By Ruby Bonham
L’il Toot is a Classic Bell Boy boat. Ed found her in a field with a gaping hole in her side. After approaching the farmer he bought her and hauled her home where he lovingly restored her. Ed loved that boat like a daughter. I first met her in Chimicum Washington in the SKP Park. We took her on several cruises around the area. Once Ed got his lot here in Timber Valley we brought her down here and so the misadventures began.
In 2017 we stripped all the wood down including the steering. We restained the wood and put on seven new coats of varnish. We then put everything back together. On a nice sunny day we took her to Florence and launched her at the city dock. As soon as we cleared the dock the pin fell out and the wheel came loose. No steering! Lucky for us another man saw us and towed us back to the dock. Ed borrowed some tools and put things back together again. We then took a ride but I’ll admit to being a little nervous something else would fall off.
In 2018 we repainted the whole boat inside and out – well I painted and Ed supervised. I had painted the entire inside without getting a drop on me. As I was finishing up I leaned over to touchup a spot and tipped the blue paint into the floor. Toot now had grey decking with a blue splotch in it. Oops! Ed never failed to tease me about it. I then painted the outside without mishap.

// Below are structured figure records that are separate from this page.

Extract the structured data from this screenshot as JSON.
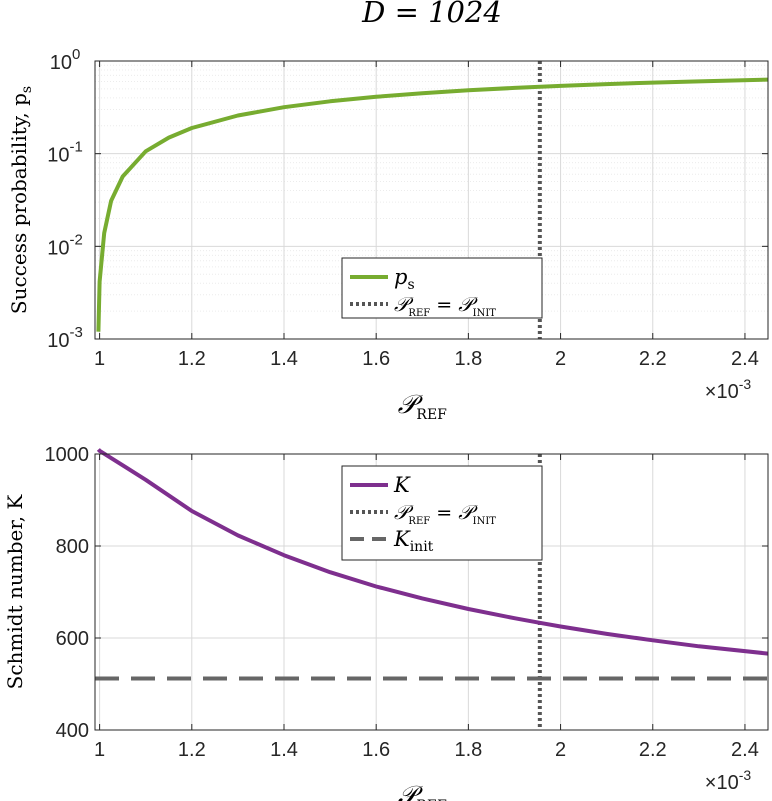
{
  "figure": {
    "title": "D = 1024"
  },
  "colors": {
    "ps": "#77ac30",
    "K": "#7e2f8e",
    "ref": "#555555",
    "kinit": "#666666",
    "axis": "#262626",
    "grid": "#d9d9d9"
  },
  "chart_data": [
    {
      "type": "line",
      "title": "",
      "xlabel": "𝒫_REF",
      "ylabel": "Success probability, p_s",
      "x_multiplier_label": "×10^-3",
      "xlim": [
        0.99,
        2.45
      ],
      "ylim": [
        0.001,
        1
      ],
      "yscale": "log",
      "x_ticks": [
        1,
        1.2,
        1.4,
        1.6,
        1.8,
        2,
        2.2,
        2.4
      ],
      "x_tick_labels": [
        "1",
        "1.2",
        "1.4",
        "1.6",
        "1.8",
        "2",
        "2.2",
        "2.4"
      ],
      "y_ticks": [
        0.001,
        0.01,
        0.1,
        1
      ],
      "y_tick_labels": [
        "10^-3",
        "10^-2",
        "10^-1",
        "10^0"
      ],
      "grid": true,
      "legend_position": "center-bottom",
      "series": [
        {
          "name": "p_s",
          "style": "solid",
          "x": [
            0.9973,
            1.0,
            1.01,
            1.025,
            1.05,
            1.1,
            1.15,
            1.2,
            1.3,
            1.4,
            1.5,
            1.6,
            1.7,
            1.8,
            1.9,
            1.95,
            2.0,
            2.1,
            2.2,
            2.3,
            2.45
          ],
          "y": [
            0.0012,
            0.00415,
            0.0139,
            0.0309,
            0.0567,
            0.106,
            0.149,
            0.189,
            0.258,
            0.317,
            0.367,
            0.411,
            0.449,
            0.483,
            0.512,
            0.526,
            0.539,
            0.563,
            0.584,
            0.603,
            0.63
          ]
        }
      ],
      "reference_lines": [
        {
          "name": "𝒫_REF = 𝒫_INIT",
          "orientation": "vertical",
          "x": 1.955,
          "style": "dotted"
        }
      ]
    },
    {
      "type": "line",
      "title": "",
      "xlabel": "𝒫_REF",
      "ylabel": "Schmidt number, K",
      "x_multiplier_label": "×10^-3",
      "xlim": [
        0.99,
        2.45
      ],
      "ylim": [
        400,
        1000
      ],
      "yscale": "linear",
      "x_ticks": [
        1,
        1.2,
        1.4,
        1.6,
        1.8,
        2,
        2.2,
        2.4
      ],
      "x_tick_labels": [
        "1",
        "1.2",
        "1.4",
        "1.6",
        "1.8",
        "2",
        "2.2",
        "2.4"
      ],
      "y_ticks": [
        400,
        600,
        800,
        1000
      ],
      "y_tick_labels": [
        "400",
        "600",
        "800",
        "1000"
      ],
      "grid": true,
      "legend_position": "top-center",
      "series": [
        {
          "name": "K",
          "style": "solid",
          "x": [
            0.9973,
            1.0,
            1.1,
            1.2,
            1.3,
            1.4,
            1.5,
            1.6,
            1.7,
            1.8,
            1.9,
            1.955,
            2.0,
            2.1,
            2.2,
            2.3,
            2.45
          ],
          "y": [
            1010,
            1007,
            944,
            876,
            823,
            780,
            743,
            712,
            686,
            663,
            643,
            633,
            625,
            609,
            595,
            582,
            566
          ]
        }
      ],
      "reference_lines": [
        {
          "name": "𝒫_REF = 𝒫_INIT",
          "orientation": "vertical",
          "x": 1.955,
          "style": "dotted"
        },
        {
          "name": "K_init",
          "orientation": "horizontal",
          "y": 512,
          "style": "dashed"
        }
      ]
    }
  ]
}
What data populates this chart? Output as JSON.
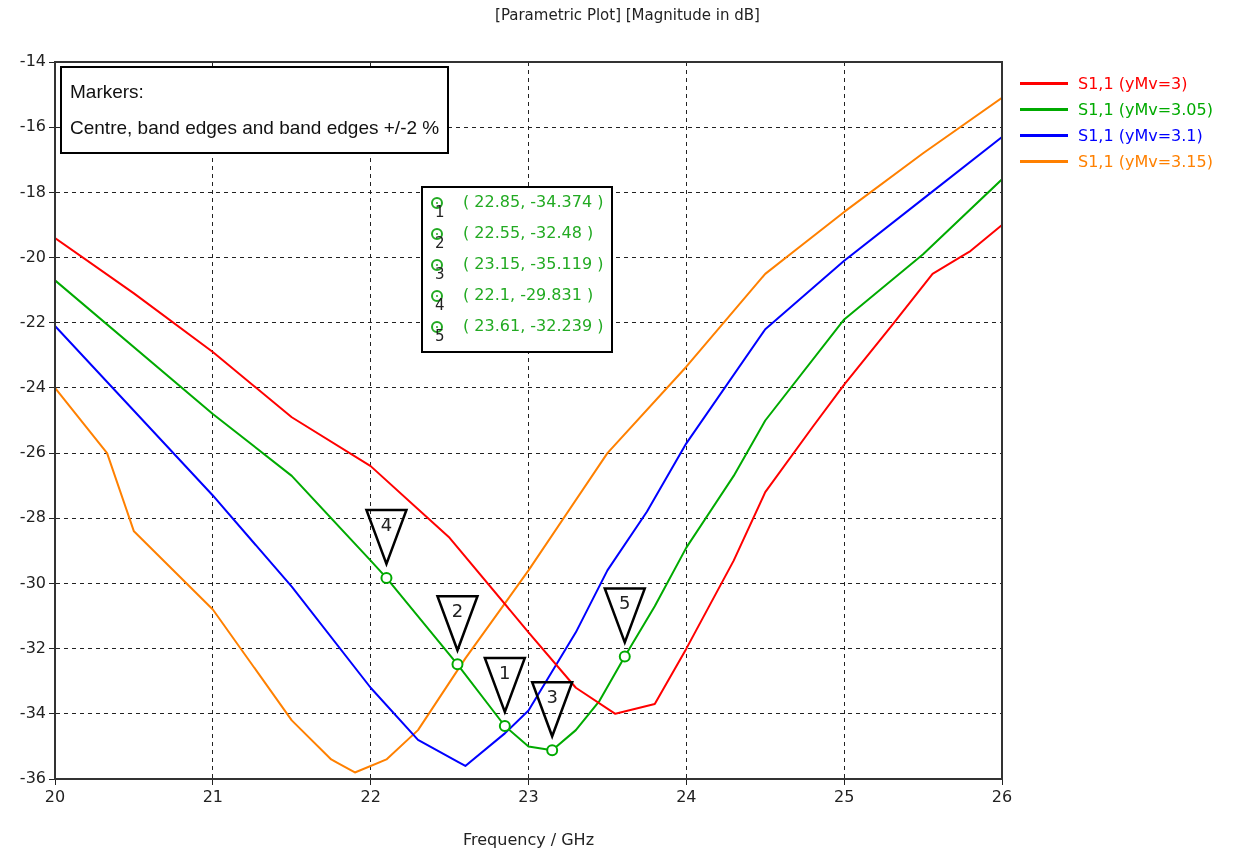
{
  "chart_data": {
    "type": "line",
    "title": "[Parametric Plot] [Magnitude in dB]",
    "xlabel": "Frequency / GHz",
    "xlim": [
      20,
      26
    ],
    "xticks": [
      20,
      21,
      22,
      23,
      24,
      25,
      26
    ],
    "ylim": [
      -36,
      -14
    ],
    "yticks": [
      -36,
      -34,
      -32,
      -30,
      -28,
      -26,
      -24,
      -22,
      -20,
      -18,
      -16,
      -14
    ],
    "grid": true,
    "legend": "top right",
    "marker": "none",
    "line_style": "solid",
    "series": [
      {
        "name": "S1,1 (yMv=3)",
        "color": "#ff0000",
        "x": [
          20,
          20.5,
          21,
          21.5,
          22,
          22.5,
          23,
          23.3,
          23.55,
          23.8,
          24,
          24.3,
          24.5,
          24.8,
          25,
          25.3,
          25.56,
          25.8,
          26
        ],
        "values": [
          -19.4,
          -21.1,
          -22.9,
          -24.9,
          -26.4,
          -28.6,
          -31.5,
          -33.2,
          -34.0,
          -33.7,
          -32.0,
          -29.3,
          -27.2,
          -25.2,
          -23.9,
          -22.1,
          -20.5,
          -19.8,
          -19.0
        ]
      },
      {
        "name": "S1,1 (yMv=3.05)",
        "color": "#00aa00",
        "x": [
          20,
          21,
          21.5,
          22,
          22.1,
          22.55,
          22.85,
          23,
          23.15,
          23.3,
          23.45,
          23.61,
          23.8,
          24,
          24.3,
          24.5,
          25,
          25.5,
          26
        ],
        "values": [
          -20.7,
          -24.8,
          -26.7,
          -29.3,
          -29.831,
          -32.48,
          -34.374,
          -35.0,
          -35.119,
          -34.5,
          -33.6,
          -32.239,
          -30.7,
          -28.9,
          -26.7,
          -25.0,
          -21.9,
          -19.9,
          -17.6
        ]
      },
      {
        "name": "S1,1 (yMv=3.1)",
        "color": "#0000ff",
        "x": [
          20,
          21,
          21.5,
          22,
          22.3,
          22.6,
          22.85,
          23,
          23.3,
          23.5,
          23.75,
          24,
          24.5,
          25,
          25.5,
          26
        ],
        "values": [
          -22.1,
          -27.3,
          -30.1,
          -33.2,
          -34.8,
          -35.6,
          -34.6,
          -33.9,
          -31.5,
          -29.6,
          -27.8,
          -25.7,
          -22.2,
          -20.1,
          -18.2,
          -16.3
        ]
      },
      {
        "name": "S1,1 (yMv=3.15)",
        "color": "#ff8000",
        "x": [
          20,
          20.33,
          20.5,
          21,
          21.5,
          21.75,
          21.9,
          22.1,
          22.3,
          22.6,
          23,
          23.5,
          24,
          24.5,
          25,
          25.5,
          26
        ],
        "values": [
          -24.0,
          -26.0,
          -28.4,
          -30.8,
          -34.2,
          -35.4,
          -35.8,
          -35.4,
          -34.5,
          -32.3,
          -29.6,
          -26.0,
          -23.35,
          -20.5,
          -18.6,
          -16.8,
          -15.1
        ]
      },
      {
        "type": "scatter",
        "marker": "circle",
        "color": "#00aa00",
        "x": [
          22.85,
          22.55,
          23.15,
          22.1,
          23.61
        ],
        "values": [
          -34.374,
          -32.48,
          -35.119,
          -29.831,
          -32.239
        ]
      }
    ],
    "annotations": [
      "Markers:",
      "Centre, band edges and band edges +/-2 %",
      "( 22.85, -34.374 )",
      "( 22.55, -32.48 )",
      "( 23.15, -35.119 )",
      "( 22.1, -29.831 )",
      "( 23.61, -32.239 )",
      {
        "text": "1",
        "x": 22.85,
        "y": -34.374
      },
      {
        "text": "2",
        "x": 22.55,
        "y": -32.48
      },
      {
        "text": "3",
        "x": 23.15,
        "y": -35.119
      },
      {
        "text": "4",
        "x": 22.1,
        "y": -29.831
      },
      {
        "text": "5",
        "x": 23.61,
        "y": -32.239
      }
    ]
  }
}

That year we took Toot to the Chapter 9 Crab Rally again in Florence. We got up early with the other boats and launched at the city dock. The other boats took off. When we shifted into drive Toot coughed and died. We could idle along and were fine but try for speed and we were dead in the water. We (meaning me) baited and put out the traps and after a bit we had our first catch. Now I must say at this point that Ed had 12 stints in his heart and any exertion would cause chest pain so I did all the heavy stuff. By now one of the other boats came back to see where we were. We told them our problem. It was decided we would take all the crab back to the cleaning station and clean them while everyone else kept crabbing. Afterwards we loaded up and took the crab to the ladies in camp. After making some phone calls, we were able to get Toot into a shop for repairs. By then crabbing was over.
In 2019 we agreed to take Toot along with a couple of other Chapter 9 boats to Cooper to take people for rides. We got there, launched and took a spin to be sure everything was OK. Nope, we started to sink. We limped back to the launch without totally sinking and pulled the boat out only to find out Ed had forgot to put the plugs in. They were back home in Timber Valley on the workbench!
Plugs in, we were ready for the Crab Rally. Toot was running good and we had her and the pickup camper in the yard getting ready. Ed’s heart was working better. He was busy checking batteries, etc and climbing in and out of the boat. Ouch! He threw his back out. The doctor didn’t want him bouncing in a boat for at least two weeks. No Crab Rally for us!
Now you might think Ed was totally incompetent but he had spent many years on boats. He had lived on a 40 footer with only a few mishaps over many years. We had taken the grands crabbing in Winchester without mishap. Blake went on his first crabbing trip with Ed and did all the heavy work while I stayed back and played with the new great grandson. Ed had a vast knowledge of boats and had a Captain’s License. I will say that Ed had the ability to laugh at himself and take the good natured ribbing in stride. He would laugh and tell stories on himself of his misadventures. He loved L’il Toot and I think she tolerated our misadventures – even the blue paint on her deck.